Soon everyone had gathered and we took off in three vehicles. Following the winding road up out of the valley into the Boston Mountains, we climbed and coiled for perhaps 20 minutes before turning off and heading into the woods and to the pleasant farm home of our host, who turned out to be related to our son-in-law. Thus are the ways of these Ozarks.
He shared his abstract with us, the first land settlement dated 1842. There, in what appeared to be his back yard, a solid rock face soared perhaps 200 feet high. Several tunnels were cut into the stone. We were told that originally this bluff was hidden by a heavy growth of timber, but he had cleared it all out so that the entrance to the mine was literally in his mowed yard. One could only enter by crawling, so needless to say we remained at the entrance.
I'll share a bit of the story here, but the rest will be in my upcoming book, The Boston Mountains: Lost In the Ozarks. It seems a long ago farmer was plowing his fields and began to find small stone tablets with strange writings on them. A search for their origin eventually led to the belief that the writings were telling a tale of buried treasure. Gold. Probably buried centuries earlier. The men finally surmised that it was of Spanish or Mexican origin.
Rather than see the place overrun with prospectors, several of them got together and formed the Mountain Creek Gold Mine Company, sold shares and began to blast and dig for the treasure.
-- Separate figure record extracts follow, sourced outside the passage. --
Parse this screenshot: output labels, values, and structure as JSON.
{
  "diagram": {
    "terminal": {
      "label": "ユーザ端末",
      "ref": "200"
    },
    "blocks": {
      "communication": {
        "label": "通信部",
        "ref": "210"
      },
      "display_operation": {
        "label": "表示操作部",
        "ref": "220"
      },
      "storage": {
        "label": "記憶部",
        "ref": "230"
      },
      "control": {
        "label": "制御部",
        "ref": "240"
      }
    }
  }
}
For the rest of the story, as they say, and the amazing secret unearthed about some of the writings found on the stones, you'll have to read my book. If you want to have some fun, become a writer of history.
Later that afternoon we drove north in search of a town that is on the map, but has disappeared. We saw an old, hand-painted sign alongside a side road that led us to the community building and cemetery. As we turned, I spotted on the other side of the highway, an old building so overgrown it was only barely visible. When we came back out we parked nearby and as I was taking pictures and my husband investigating, a car stopped and a lady hollered out her window at us.
I went to talk to her and she told me that it was the old general store for the small town which we'd been searching for. A town by the name of Boston. This is where three rivers, the King, War Eagle and White, have their head and flow north into the mountains. They become important rivers that feed lakes and drive mills, and that was originally why I went in search of the lost town.
By the time we started home, we were weary but happy. We'd found everything we searched for that day, including the wonderful Ozark Restaurant in Ozark, Arkansas, that served some of the best homemade mountain cooking we'd laid a tooth to outside Grandma's kitchen. All in all, it was a satisfying day.